Rezension: Ian McEwan – Nussschale

Ian McEwan | Nussschale | Aus dem Englischen von Bernhard Robben | Verlag: Diogenes | 26.10.2016 | 288 Seiten | HC Leinen: 22€ / TB: 12€ / eBook: 18,99€ | Amazon**

In Nussschale geht es um die häufig bekannte Konstellation: Vater, Mutter, Liebhaber und Kind. Bis hier hin klingt es fast gewöhnlich, jedoch ist mir bisher keine Geschichte begegnet, die aus der Perspektive des Ungeborenen berichtet wird. Ihr habt richtig gelesen. Vor dem ungeborenen Kind entfaltet sich dieses ganze Drama aus Leidenschaft, Verrat und Mord, es erlebt alles hautnah anhand seiner Sinne und nimmt uns mit auf eine dramatische Reise.

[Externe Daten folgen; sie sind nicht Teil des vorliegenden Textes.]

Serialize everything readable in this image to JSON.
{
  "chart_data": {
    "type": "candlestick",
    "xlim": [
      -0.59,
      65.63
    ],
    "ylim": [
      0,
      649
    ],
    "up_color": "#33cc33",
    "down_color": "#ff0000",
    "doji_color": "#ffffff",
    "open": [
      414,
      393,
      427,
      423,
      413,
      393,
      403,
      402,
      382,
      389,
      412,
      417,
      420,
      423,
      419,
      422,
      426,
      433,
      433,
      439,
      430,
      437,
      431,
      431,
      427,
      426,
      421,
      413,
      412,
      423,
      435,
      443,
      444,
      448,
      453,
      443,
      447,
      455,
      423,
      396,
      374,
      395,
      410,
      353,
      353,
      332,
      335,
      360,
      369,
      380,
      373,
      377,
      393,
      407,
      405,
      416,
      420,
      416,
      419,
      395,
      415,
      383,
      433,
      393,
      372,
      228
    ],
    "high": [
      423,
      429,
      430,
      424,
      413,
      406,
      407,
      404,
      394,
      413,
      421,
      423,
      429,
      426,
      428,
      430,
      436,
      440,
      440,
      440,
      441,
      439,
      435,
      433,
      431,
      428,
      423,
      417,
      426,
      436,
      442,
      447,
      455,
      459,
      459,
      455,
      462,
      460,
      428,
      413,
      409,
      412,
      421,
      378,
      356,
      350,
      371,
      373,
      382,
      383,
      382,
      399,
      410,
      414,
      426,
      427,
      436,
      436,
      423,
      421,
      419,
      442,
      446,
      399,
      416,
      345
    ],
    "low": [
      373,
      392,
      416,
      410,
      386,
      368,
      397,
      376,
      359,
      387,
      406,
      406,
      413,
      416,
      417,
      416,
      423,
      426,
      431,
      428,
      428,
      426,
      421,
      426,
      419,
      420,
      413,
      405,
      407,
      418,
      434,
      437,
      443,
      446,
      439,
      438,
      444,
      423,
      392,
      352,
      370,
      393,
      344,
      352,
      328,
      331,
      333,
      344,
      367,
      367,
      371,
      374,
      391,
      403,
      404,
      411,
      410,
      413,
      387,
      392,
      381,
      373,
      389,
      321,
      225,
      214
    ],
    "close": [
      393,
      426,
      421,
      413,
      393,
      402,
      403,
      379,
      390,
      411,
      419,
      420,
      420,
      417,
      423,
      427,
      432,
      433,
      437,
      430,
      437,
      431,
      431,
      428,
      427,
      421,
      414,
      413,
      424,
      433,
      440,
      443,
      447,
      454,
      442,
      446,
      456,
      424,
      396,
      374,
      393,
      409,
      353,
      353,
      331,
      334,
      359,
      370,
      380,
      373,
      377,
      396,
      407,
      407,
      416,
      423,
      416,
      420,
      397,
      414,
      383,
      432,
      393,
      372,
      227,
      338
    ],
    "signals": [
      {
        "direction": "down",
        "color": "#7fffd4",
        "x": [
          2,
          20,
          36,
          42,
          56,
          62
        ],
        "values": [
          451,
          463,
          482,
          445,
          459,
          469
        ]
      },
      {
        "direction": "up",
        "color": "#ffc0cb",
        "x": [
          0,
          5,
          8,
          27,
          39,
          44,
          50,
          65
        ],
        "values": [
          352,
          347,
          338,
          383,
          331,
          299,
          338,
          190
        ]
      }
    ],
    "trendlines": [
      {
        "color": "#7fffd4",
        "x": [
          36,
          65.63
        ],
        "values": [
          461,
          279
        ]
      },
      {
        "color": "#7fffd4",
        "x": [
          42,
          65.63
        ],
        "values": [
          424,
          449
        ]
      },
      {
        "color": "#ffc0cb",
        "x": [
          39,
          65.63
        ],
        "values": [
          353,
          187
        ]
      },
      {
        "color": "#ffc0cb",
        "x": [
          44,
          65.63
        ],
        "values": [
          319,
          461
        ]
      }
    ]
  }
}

So, hier bin ich, kopfüber in einer Frau. Ich warte, die Arme geduldig gekreuzt, warte und frage mich, in wem ich bin und worauf ich mich eingelassen habe. […]
Wo werde ich da hineingezogen?
[Nussschale, Ian McEwan, S. 9-10]

Schon der Anfang lässt auf eine spannende Geschichte schließen, bei der man sich in etwa das gleiche denkt, wie das namenlose Kind. Mir fällt es sehr schwer, angemessene Worte für dieses Kunstwerk zu finden, denn meiner Meinung nach ist es genau das – ein wahrliches Kunstwerk. Nussschale war mein erstes Werk des Autors und ich kann sagen, dass ich nun sehr neugierig auf seine weiteren Bücher bin, die im Übrigen alle im hinteren Teil der Lektüre aufgelistet sind.

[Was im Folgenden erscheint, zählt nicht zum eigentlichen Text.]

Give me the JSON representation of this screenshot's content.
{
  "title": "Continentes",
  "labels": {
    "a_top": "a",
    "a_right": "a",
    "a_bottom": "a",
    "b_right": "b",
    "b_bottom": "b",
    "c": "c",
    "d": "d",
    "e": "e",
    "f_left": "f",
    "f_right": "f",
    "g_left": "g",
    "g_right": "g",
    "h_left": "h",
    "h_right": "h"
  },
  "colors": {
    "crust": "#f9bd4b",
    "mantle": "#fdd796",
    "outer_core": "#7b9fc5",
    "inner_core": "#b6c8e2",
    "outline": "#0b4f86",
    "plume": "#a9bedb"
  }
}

Der Schreibstil ist einzigartig, voller Metaphern und Vergleiche, fesselnd, schonungslos und zugleich philosophisch. Ich empfand es als wahnsinnig spannend die Umgebung ausschließlich durch die Beschreibungen des Kindes zu erleben, kann es doch nicht sehen und ausschließlich anhand von Geräuschen, aber auch durch Gefühle und Tätigkeiten der Mutter, seine Umwelt wahrnehmen und erfassen. Somit wirkten die Schilderungen teils skurril, teils ungewöhnlich, teils unangenehm. Spannend und zugleich verstörend empfand ich den Aspekt des tatenlosen Zusehens, in welches man in der Perspektive gedrängt wurde. Den Titel finde ich übrigens sehr passend zum Inhalt, ebenfalls das Bild auf dem schlichten Buchcover.

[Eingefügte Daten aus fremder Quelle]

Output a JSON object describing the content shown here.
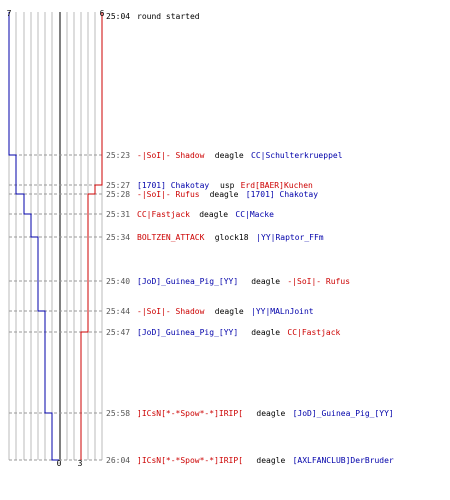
{
  "colors": {
    "blue": "#0000aa",
    "red": "#cc0000",
    "black": "#000000",
    "gray": "#555555",
    "grid": "#bbbbbb",
    "center": "#555555",
    "dashed": "#999999"
  },
  "header": {
    "left_count": "7",
    "right_count": "6",
    "start_time": "25:04",
    "start_text": "round started"
  },
  "footer": {
    "left_count": "0",
    "right_count": "3"
  },
  "events": [
    {
      "time": "25:23",
      "killer": "-|SoI|- Shadow",
      "killer_color": "red",
      "weapon": "deagle",
      "victim": "CC|Schulterkrueppel",
      "victim_color": "blue"
    },
    {
      "time": "25:27",
      "killer": "[1701] Chakotay",
      "killer_color": "blue",
      "weapon": "usp",
      "victim": "Erd[BAER]Kuchen",
      "victim_color": "red"
    },
    {
      "time": "25:28",
      "killer": "-|SoI|- Rufus",
      "killer_color": "red",
      "weapon": "deagle",
      "victim": "[1701] Chakotay",
      "victim_color": "blue"
    },
    {
      "time": "25:31",
      "killer": "CC|Fastjack",
      "killer_color": "red",
      "weapon": "deagle",
      "victim": "CC|Macke",
      "victim_color": "blue"
    },
    {
      "time": "25:34",
      "killer": "BOLTZEN_ATTACK",
      "killer_color": "red",
      "weapon": "glock18",
      "victim": "|YY|Raptor_FFm",
      "victim_color": "blue"
    },
    {
      "time": "25:40",
      "killer": "[JoD]_Guinea_Pig_[YY]",
      "killer_color": "blue",
      "weapon": "deagle",
      "victim": "-|SoI|- Rufus",
      "victim_color": "red"
    },
    {
      "time": "25:44",
      "killer": "-|SoI|- Shadow",
      "killer_color": "red",
      "weapon": "deagle",
      "victim": "|YY|MALnJoint",
      "victim_color": "blue"
    },
    {
      "time": "25:47",
      "killer": "[JoD]_Guinea_Pig_[YY]",
      "killer_color": "blue",
      "weapon": "deagle",
      "victim": "CC|Fastjack",
      "victim_color": "red"
    },
    {
      "time": "25:58",
      "killer": "]ICsN[*-*Spow*-*]IRIP[",
      "killer_color": "red",
      "weapon": "deagle",
      "victim": "[JoD]_Guinea_Pig_[YY]",
      "victim_color": "blue"
    },
    {
      "time": "26:04",
      "killer": "]ICsN[*-*Spow*-*]IRIP[",
      "killer_color": "red",
      "weapon": "deagle",
      "victim": "[AXLFANCLUB]DerBruder",
      "victim_color": "blue"
    }
  ]
}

Natürlich haben wir es hier nicht mit der gewöhnlichen Darstellung eines Ungeborenen zu tun, es handelt sich um eine fiktive Erschaffung eines Wesens was bereits im Mutterleib über Moralvorstellungen und eine gewisse Weisheit verfügt, die es in seine Wahrnehmung und Beschreibungen dessen einbaut. Gelungen fand ich die Tatsache, dass die Bindung des Kindes zur Mutter unerschöpflich war, die Liebe grenzenlos, egal was passierte. Leider bestand diese Bindung eher einseitig, was schon alleine dadurch deutlich wurde, dass das Kind bis zuletzt namenlos war, auch wurde es scheinbar eher als Störfaktor wahrgenommen, von allen Parteien.

Nussschale2

Die Mutter fand ich unsympathisch, auf mich wirkte es, als wäre sie verzweifelt, böswillig und psychisch labil. Lediglich ihr Verhalten am Ende des Buches konnte ich nachvollziehen, endlich zeigte sie einen minimalen Ansatz von Stärke und Empathie. Der Vater war eine interessante Figur, den Liebhaber hingegen empfand ich als wahnsinnig dümmlich, grausam und einfach gestrickt, zugleich besaß er leider einen immensen Einfluss auf die Mutter und die Entwicklung der Geschichte.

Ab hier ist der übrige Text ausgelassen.